Ek Mandi Bas
It’s only fair, since I did a similar post on Mexican buses when I was in San Miguel, that I write a bit about Indian buses, too. “Town” from here is Mandi, about 45 minutes away driving the 24 kilometer road that winds through the hills. The bus takes more like an hour and a half, because of all the stops at local villages. As for the ride itself, I’ll try to describe it by analogy.
Imagine, if you will, that you’re at Disneyland, most likely near FantasyLand. Now picture getting into one of those innocuous rides like “Mr. Toad’s Wild Ride”, or “Peter Pan”.
Now picture doing the same thing, about 400 feet up.
Oh, and the equipment you’re riding on is the original stuff from about 1955.
And there’s other sets of coasters coming the opposite direction on the same track your coasters are using.
And then there’s the occasional living obstacles like cows, goats, and children, who wander in the way from time to time.
And…did I mention that all safety restraints and guard rails and stuff like that have been permanently removed? No? My bad.
That kind of sums up the experience, in a nutshell. The twisty mountain roads of northern India are paved a bit smoother than the gravelly tracks of Mexico, but there are no guardrails, or other vehicle stoppers. Along the best maintained stretches, they’ve placed rocks painted white at regular intervals. The rocks are too small to actually prevent a vehicle of any size from going over the high side–they’re more of a warning device. It’s common to look out the window, and, if you make the mistake of looking down, end up looking at the tops of farmers and cows a couple hundred feet below. The place to look is across, where you can get the best view of the misty hillsides and valley vistas.
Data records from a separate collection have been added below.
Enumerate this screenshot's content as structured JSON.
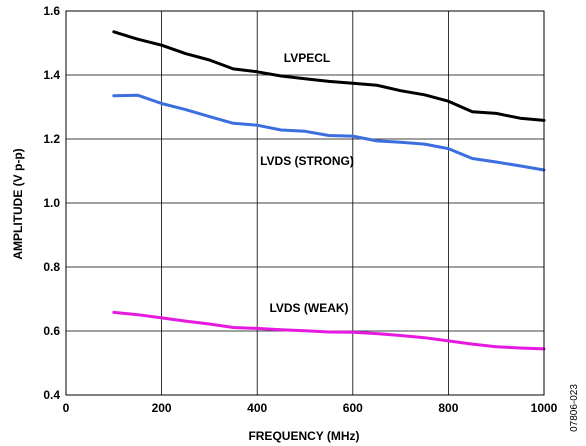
{
  "chart_data": {
    "type": "line",
    "xlabel": "FREQUENCY (MHz)",
    "ylabel": "AMPLITUDE (V p-p)",
    "xlim": [
      0,
      1000
    ],
    "ylim": [
      0.4,
      1.6
    ],
    "x_ticks": [
      0,
      200,
      400,
      600,
      800,
      1000
    ],
    "y_ticks": [
      0.4,
      0.6,
      0.8,
      1.0,
      1.2,
      1.4,
      1.6
    ],
    "x_tick_labels": [
      "0",
      "200",
      "400",
      "600",
      "800",
      "1000"
    ],
    "y_tick_labels": [
      "0.4",
      "0.6",
      "0.8",
      "1.0",
      "1.2",
      "1.4",
      "1.6"
    ],
    "grid": true,
    "series": [
      {
        "name": "LVPECL",
        "color": "#000000",
        "x": [
          100,
          150,
          200,
          250,
          300,
          350,
          400,
          450,
          500,
          550,
          600,
          650,
          700,
          750,
          800,
          850,
          900,
          950,
          1000
        ],
        "values": [
          1.535,
          1.512,
          1.493,
          1.467,
          1.447,
          1.419,
          1.41,
          1.397,
          1.388,
          1.38,
          1.374,
          1.368,
          1.351,
          1.338,
          1.318,
          1.285,
          1.28,
          1.265,
          1.258
        ]
      },
      {
        "name": "LVDS (STRONG)",
        "color": "#3b6fe0",
        "x": [
          100,
          150,
          200,
          250,
          300,
          350,
          400,
          450,
          500,
          550,
          600,
          650,
          700,
          750,
          800,
          850,
          900,
          950,
          1000
        ],
        "values": [
          1.335,
          1.337,
          1.311,
          1.292,
          1.27,
          1.249,
          1.243,
          1.228,
          1.224,
          1.211,
          1.209,
          1.194,
          1.19,
          1.184,
          1.17,
          1.139,
          1.128,
          1.116,
          1.103
        ]
      },
      {
        "name": "LVDS (WEAK)",
        "color": "#e619e0",
        "x": [
          100,
          150,
          200,
          250,
          300,
          350,
          400,
          450,
          500,
          550,
          600,
          650,
          700,
          750,
          800,
          850,
          900,
          950,
          1000
        ],
        "values": [
          0.658,
          0.651,
          0.641,
          0.631,
          0.622,
          0.611,
          0.608,
          0.604,
          0.601,
          0.597,
          0.596,
          0.592,
          0.586,
          0.579,
          0.569,
          0.559,
          0.551,
          0.547,
          0.544
        ]
      }
    ],
    "series_labels": [
      "LVPECL",
      "LVDS (STRONG)",
      "LVDS (WEAK)"
    ],
    "figure_id": "07806-023"
  }
}
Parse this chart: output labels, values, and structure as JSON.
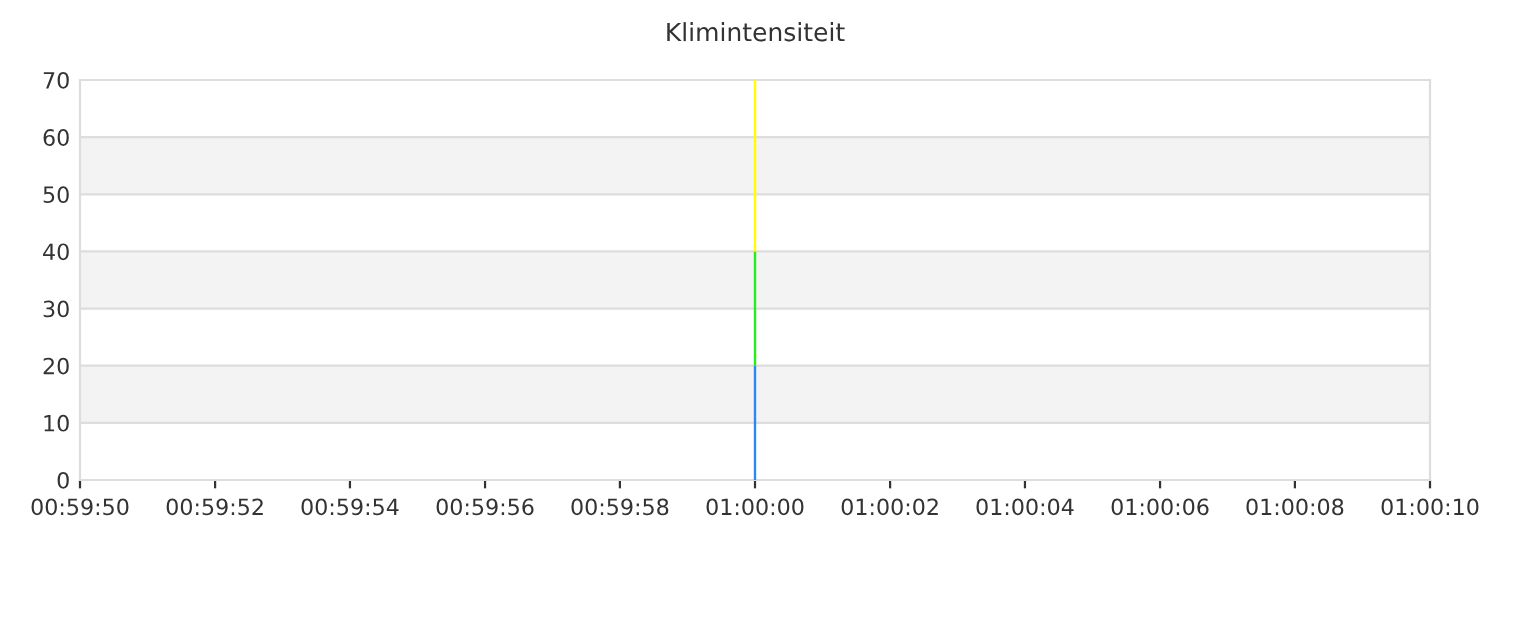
{
  "chart_data": {
    "type": "bar",
    "title": "Klimintensiteit",
    "stacked": true,
    "x": [
      1.0
    ],
    "series": [
      {
        "color": "#2b88f0",
        "values": [
          20
        ]
      },
      {
        "color": "#22ee22",
        "values": [
          20
        ]
      },
      {
        "color": "#ffff00",
        "values": [
          30
        ]
      }
    ],
    "xlim": [
      0.997222,
      1.002778
    ],
    "xticks": [
      {
        "value": 0.997222,
        "label": "00:59:50"
      },
      {
        "value": 0.997778,
        "label": "00:59:52"
      },
      {
        "value": 0.998333,
        "label": "00:59:54"
      },
      {
        "value": 0.998889,
        "label": "00:59:56"
      },
      {
        "value": 0.999444,
        "label": "00:59:58"
      },
      {
        "value": 1.0,
        "label": "01:00:00"
      },
      {
        "value": 1.000556,
        "label": "01:00:02"
      },
      {
        "value": 1.001111,
        "label": "01:00:04"
      },
      {
        "value": 1.001667,
        "label": "01:00:06"
      },
      {
        "value": 1.002222,
        "label": "01:00:08"
      },
      {
        "value": 1.002778,
        "label": "01:00:10"
      }
    ],
    "ylim": [
      0,
      70
    ],
    "yticks": [
      0,
      10,
      20,
      30,
      40,
      50,
      60,
      70
    ],
    "grid": "y",
    "bands": [
      {
        "axis": "y",
        "from": 10,
        "to": 20,
        "color": "#f3f3f3"
      },
      {
        "axis": "y",
        "from": 30,
        "to": 40,
        "color": "#f3f3f3"
      },
      {
        "axis": "y",
        "from": 50,
        "to": 60,
        "color": "#f3f3f3"
      }
    ]
  }
}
Another place to avoid looking at is through the front windshield, which will display examples of yaw, pitch, and roll normally seen only outside the windows of a student-flown Cessna. Ironically, if you are looking in that direction at all, there will be plenty of stuff to distract you, because no Indian vehicle is really complete without some little shrine to the gods on the dashboard. And despite the fact that roadside shrines and temples tend to appear every few kilometers or so, a few minutes on any mountain road is enough to convince one of the absolute need for a dashboard deity. The decorations range from the subtle to the sublime to the ridiculous.
Even the smallest private vehicle will have something on the dashboard to propitiate the demons of the road. It may be no more than a bit a red cloth decked with gold tinsel, or a small plastic statue of Ganesh, Laxmi, or Shiva. But no bus is complete without a full-on shrine up front, decked out with strand after strand of tinsel, holiday lights, and plastic flowers. Long-distance truckers–commonly called “public carriers” here–also pimp out their rides on the outside, adding fancy wrought iron work, bright colors, blinking lights, paintings of Shiva and Garuda, along with patriotic fervor like “India is great.” I find the Garuda decoratoins on autorickshaws the most ironic. Some autorickshaw drivers deck the roofs of ther cars with these little statues of Garuda in flight. The plastic wobbles in the slightest breeze generated by movement, so it’s not unusal to see an autorickshaw putt-putting along at 20 kph, with its Garuda decorations flapping like mad, as if they’re assisting the engine in getting the passengers somewhere.
But I digress….back to our bus.
A bus crew includes one guy, stationed in the rear of the bus, in addition to the driver. This second crewman I think of as ‘the purser,’ since his jobs involves carrying a purse with a shoulder strap. This guy has several jobs, including helping people on and off, collecting fares, and so on. The most important job by far is acting as the driver’s rearview mirror, since the bus doesn’t really have any. A single whistle lets the driver know to either stop, and let someone off, or go, because everyone’s on board. The purser uses more complicated signals for backing up and turning while in reverse. When two buses meet on a mountain road, they back and fill delicately around each other, like two old ladies shifting past one another in a very narrow hallway. The whistle of the purser is what keeps a bus from simply shuffling over a cliff edge by mistake, so I’ve come to find the shrill tweets and toots to be a reassuring sound.